Résolution européenne sur le TAFTA : une échéance à ne pas rater

Veille, par Lucile

Depuis le mois de janvier, le Parlement européen et ses différentes commissions planchent sur un projet de résolution européenne portant sur le traité transatlantique TAFTA. [1]

Une résolution du Parlement européen est un texte non contraignant. La Commission Européenne - institution non-élue qui négocie le traité transatlantique - n’a pas obligation de suivre les recommandations qui y sont énoncées.

Une résolution reste néanmoins un signal fort envoyé par les élus, qu’il ne faut pas négliger.

La première mouture du texte présentée par Bernd Lange, social-démocrate allemand, chante les louanges du traité transatlantique même s’il reconnaît quelques (faibles) réserves. [2]

Cette résolution peut et doit être renforcée. Elle est l’occasion d’élargir le débat sur le TAFTA au sein du Parlement européen, et de renforcer la position des parlementaires qui s’opposent au traité.

Notes

[1Les différentes commissions du Parlement travaillent actuellement sur leurs opinions. Quel seront les impacts du TAFTA sur l’environnement, la santé, l’énergie ? Sur la culture ? Sur l’industrie ? Sur le marché intérieur et la protection des consommateurs ?
A partir de la fin du mois de mars, ces opinions seront utilisées par la commission au Commerce International (INTA), présidée par le social-démocrate allemand Bernd Lange. La commission INTA votera à la mi-avril.
Le texte final issu de ce travail sera soumis au vote de la plénière du Parlement en mai 2015 (débats du 18 au 21).

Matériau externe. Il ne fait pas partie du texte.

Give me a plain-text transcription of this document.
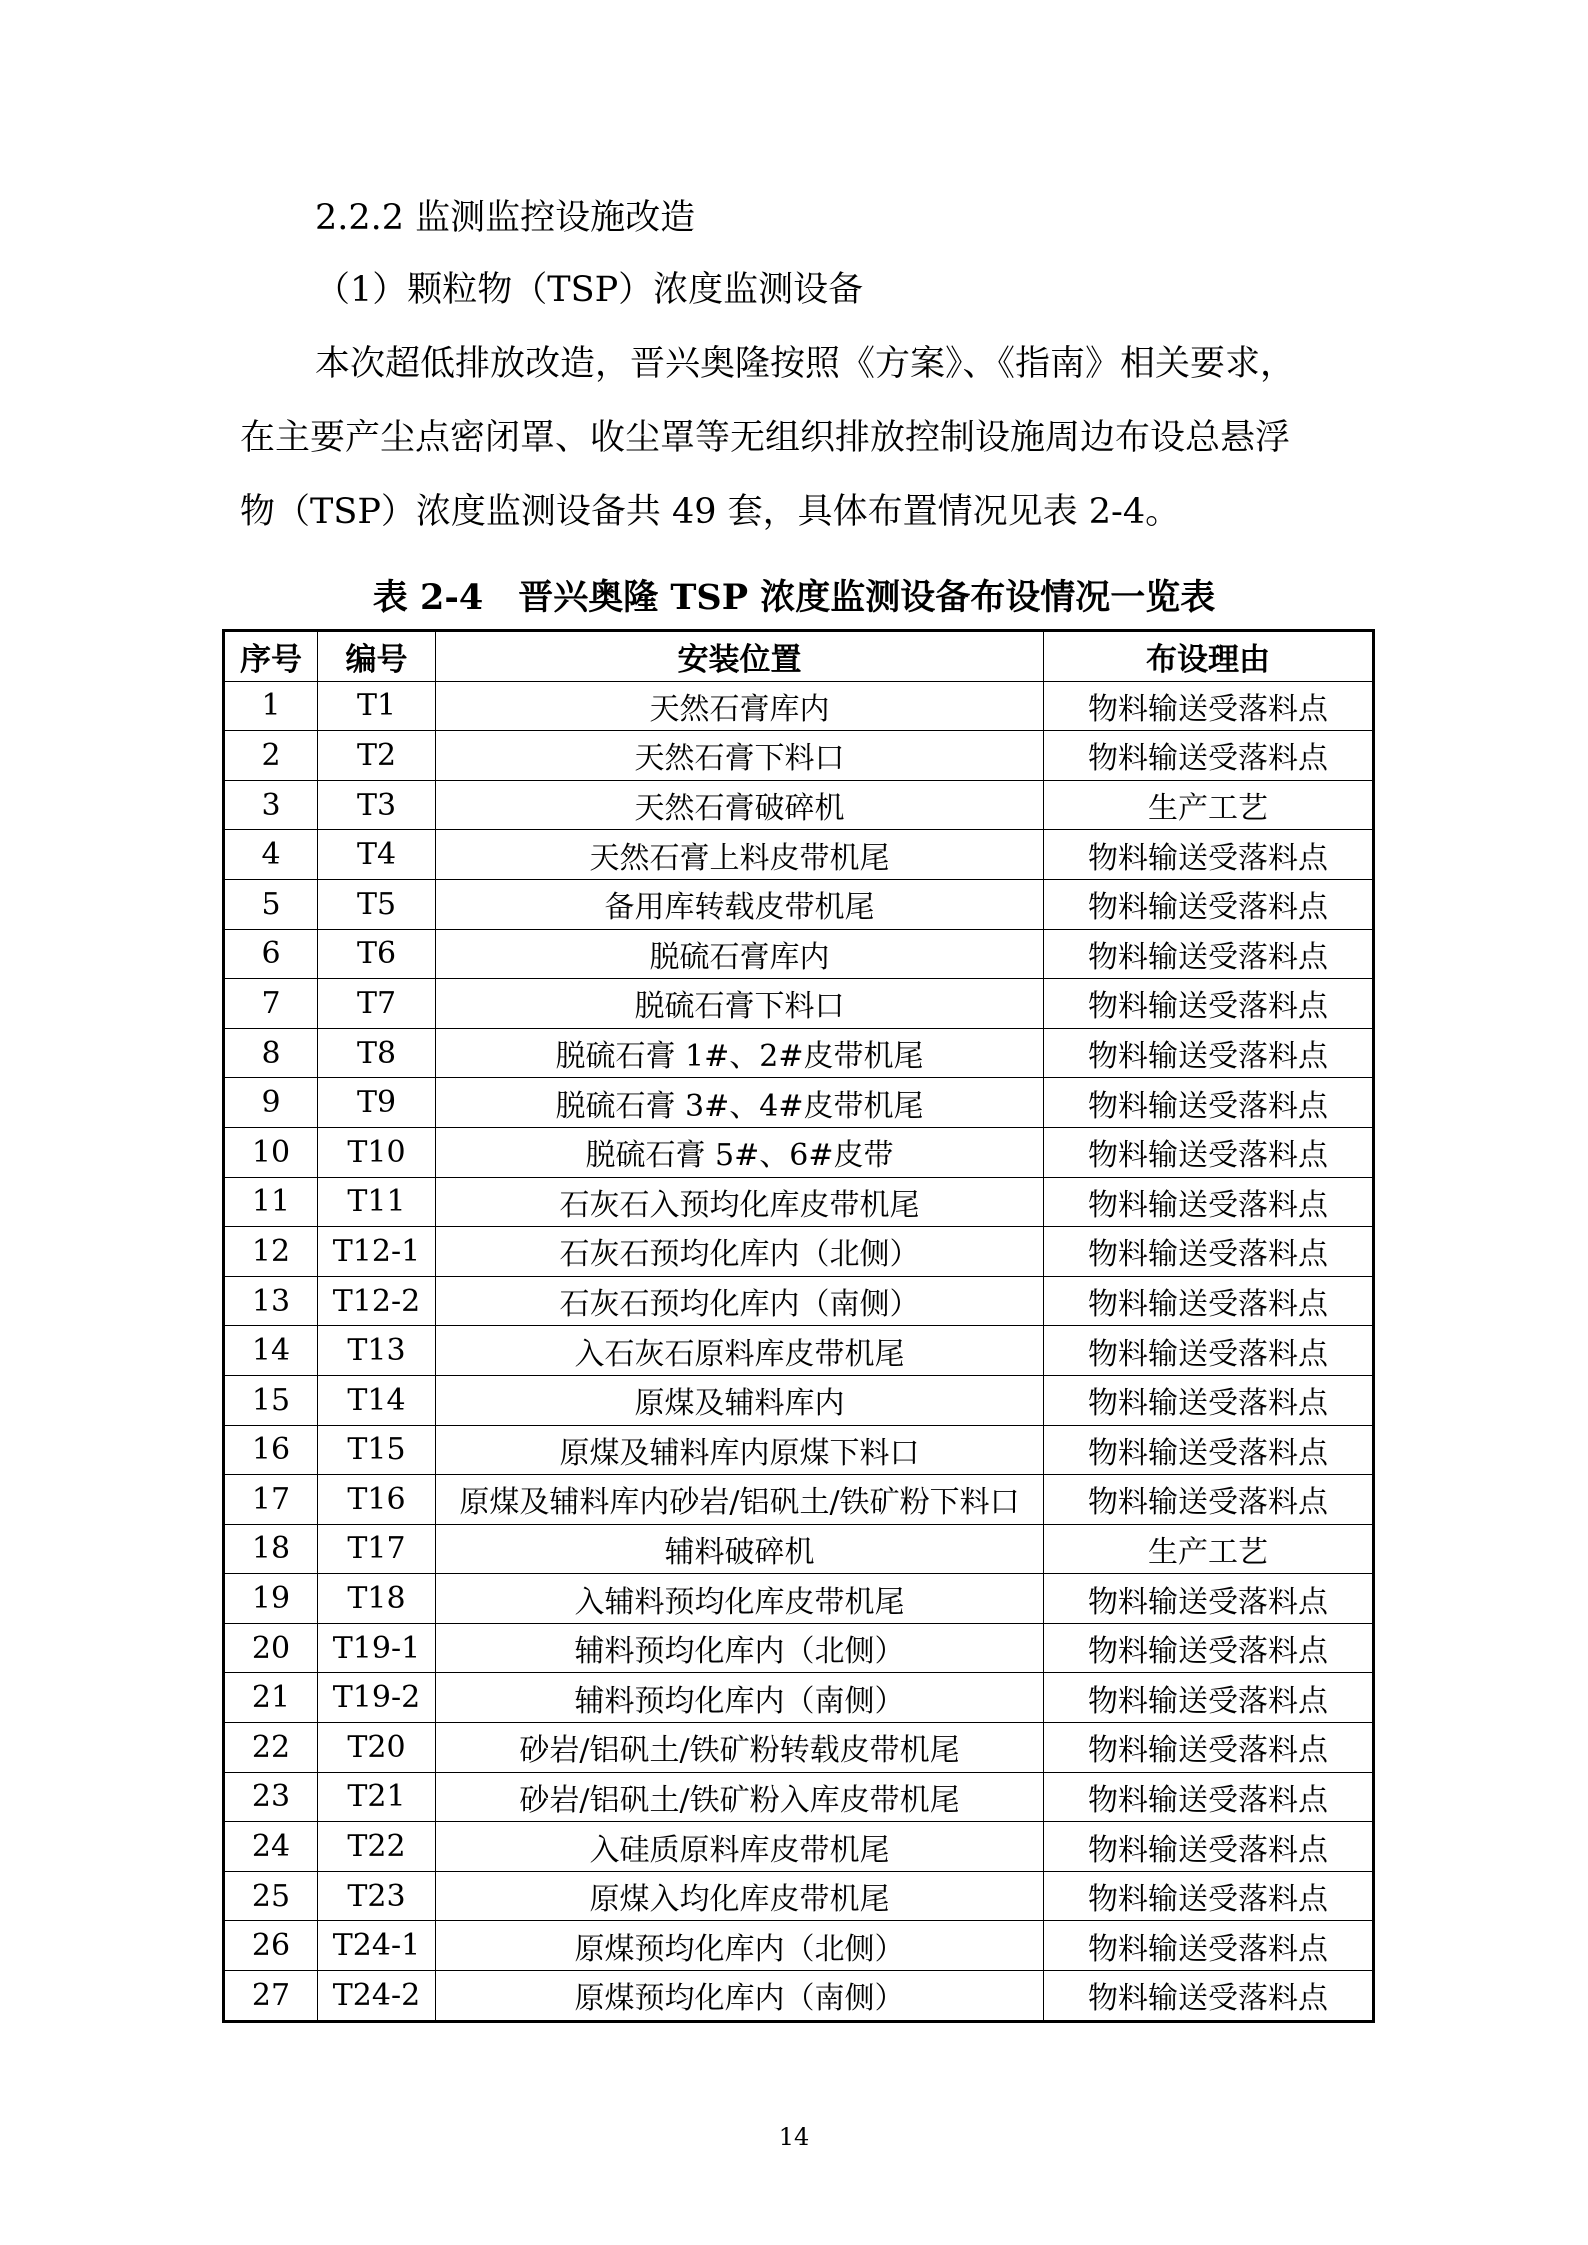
2.2.2 监测监控设施改造
（1）颗粒物（TSP）浓度监测设备
本次超低排放改造，晋兴奥隆按照《方案》、《指南》相关要求，
在主要产尘点密闭罩、收尘罩等无组织排放控制设施周边布设总悬浮
物（TSP）浓度监测设备共 49 套，具体布置情况见表 2-4。
表 2-4　晋兴奥隆 TSP 浓度监测设备布设情况一览表
序号	编号	安装位置	布设理由
1	T1	天然石膏库内	物料输送受落料点
2	T2	天然石膏下料口	物料输送受落料点
3	T3	天然石膏破碎机	生产工艺
4	T4	天然石膏上料皮带机尾	物料输送受落料点
5	T5	备用库转载皮带机尾	物料输送受落料点
6	T6	脱硫石膏库内	物料输送受落料点
7	T7	脱硫石膏下料口	物料输送受落料点
8	T8	脱硫石膏 1#、2#皮带机尾	物料输送受落料点
9	T9	脱硫石膏 3#、4#皮带机尾	物料输送受落料点
10	T10	脱硫石膏 5#、6#皮带	物料输送受落料点
11	T11	石灰石入预均化库皮带机尾	物料输送受落料点
12	T12-1	石灰石预均化库内（北侧）	物料输送受落料点
13	T12-2	石灰石预均化库内（南侧）	物料输送受落料点
14	T13	入石灰石原料库皮带机尾	物料输送受落料点
15	T14	原煤及辅料库内	物料输送受落料点
16	T15	原煤及辅料库内原煤下料口	物料输送受落料点
17	T16	原煤及辅料库内砂岩/铝矾土/铁矿粉下料口	物料输送受落料点
18	T17	辅料破碎机	生产工艺
19	T18	入辅料预均化库皮带机尾	物料输送受落料点
20	T19-1	辅料预均化库内（北侧）	物料输送受落料点
21	T19-2	辅料预均化库内（南侧）	物料输送受落料点
22	T20	砂岩/铝矾土/铁矿粉转载皮带机尾	物料输送受落料点
23	T21	砂岩/铝矾土/铁矿粉入库皮带机尾	物料输送受落料点
24	T22	入硅质原料库皮带机尾	物料输送受落料点
25	T23	原煤入均化库皮带机尾	物料输送受落料点
26	T24-1	原煤预均化库内（北侧）	物料输送受落料点
27	T24-2	原煤预均化库内（南侧）	物料输送受落料点
14
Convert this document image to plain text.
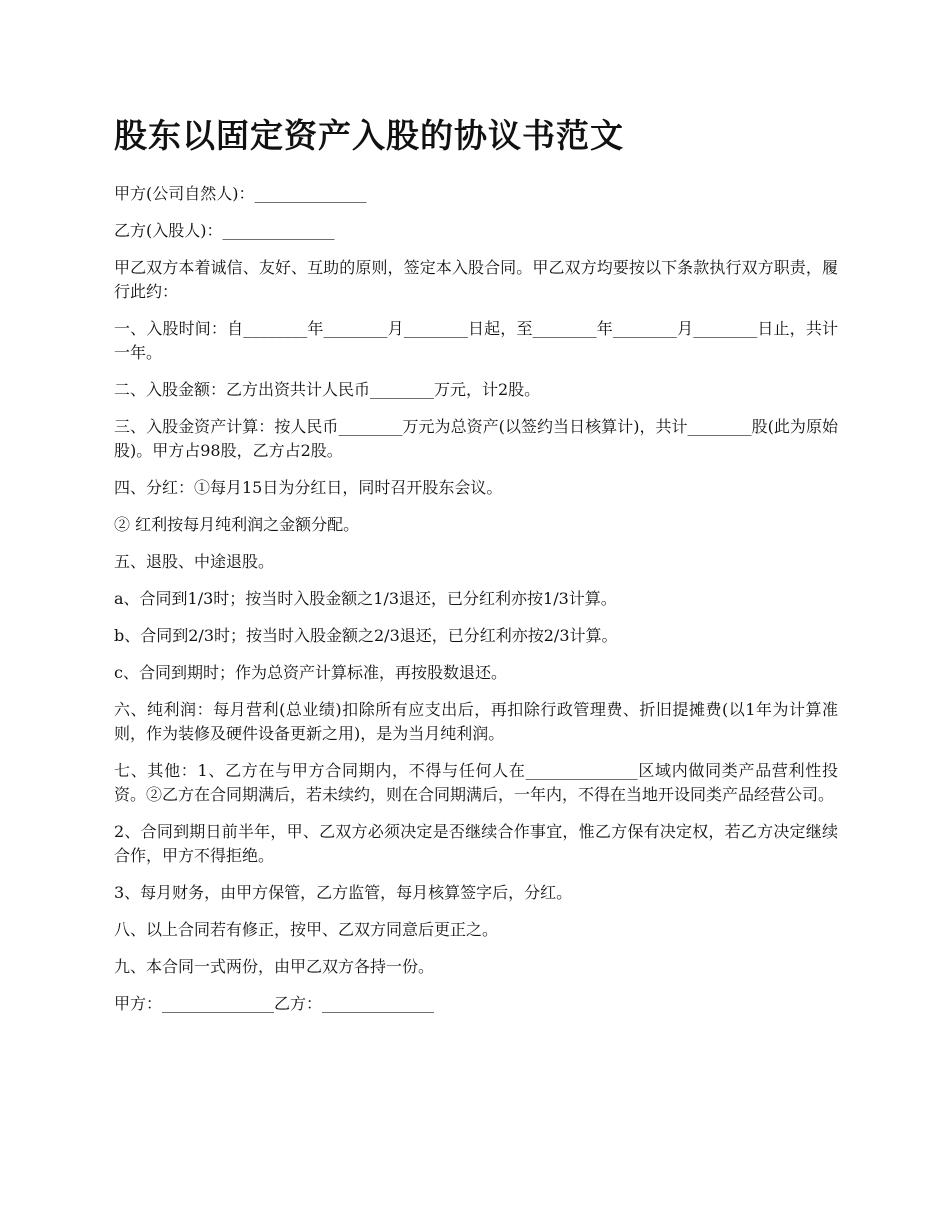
股东以固定资产入股的协议书范文

甲方(公司自然人)：______________

乙方(入股人)：______________

甲乙双方本着诚信、友好、互助的原则，签定本入股合同。甲乙双方均要按以下条款执行双方职责，履行此约：

一、入股时间：自________年________月________日起，至________年________月________日止，共计一年。

二、入股金额：乙方出资共计人民币________万元，计2股。

三、入股金资产计算：按人民币________万元为总资产(以签约当日核算计)，共计________股(此为原始股)。甲方占98股，乙方占2股。

四、分红：①每月15日为分红日，同时召开股东会议。

② 红利按每月纯利润之金额分配。

五、退股、中途退股。

a、合同到1/3时；按当时入股金额之1/3退还，已分红利亦按1/3计算。

b、合同到2/3时；按当时入股金额之2/3退还，已分红利亦按2/3计算。

c、合同到期时；作为总资产计算标准，再按股数退还。

六、纯利润：每月营利(总业绩)扣除所有应支出后，再扣除行政管理费、折旧提摊费(以1年为计算准则，作为装修及硬件设备更新之用)，是为当月纯利润。

七、其他：1、乙方在与甲方合同期内，不得与任何人在______________区域内做同类产品营利性投资。②乙方在合同期满后，若未续约，则在合同期满后，一年内，不得在当地开设同类产品经营公司。

2、合同到期日前半年，甲、乙双方必须决定是否继续合作事宜，惟乙方保有决定权，若乙方决定继续合作，甲方不得拒绝。

3、每月财务，由甲方保管，乙方监管，每月核算签字后，分红。

八、以上合同若有修正，按甲、乙双方同意后更正之。

九、本合同一式两份，由甲乙双方各持一份。

甲方：______________乙方：______________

[2TAFTA y est décrit comme « créateur de croissance et d’emploi durables ». Bien qu’il affirme l’importance de la protection des travailleurs, de l’environnement, du principe de précaution et des services publics, le texte ne s’oppose pas clairement à l’inclusion du mécanisme de règlement des différents investisseur-État (ISDS), et il réclame même l’inclusion d’un chapitre sur l’énergie, probablement climaticide. Il souhaite la disparition de tous droits de douane (y compris sur les produits agricoles), appelle de ses vœux l’inclusion des services financiers dans le TAFTA et demande aux négociateurs - non élus - de décider quelles réglementations sont négociables.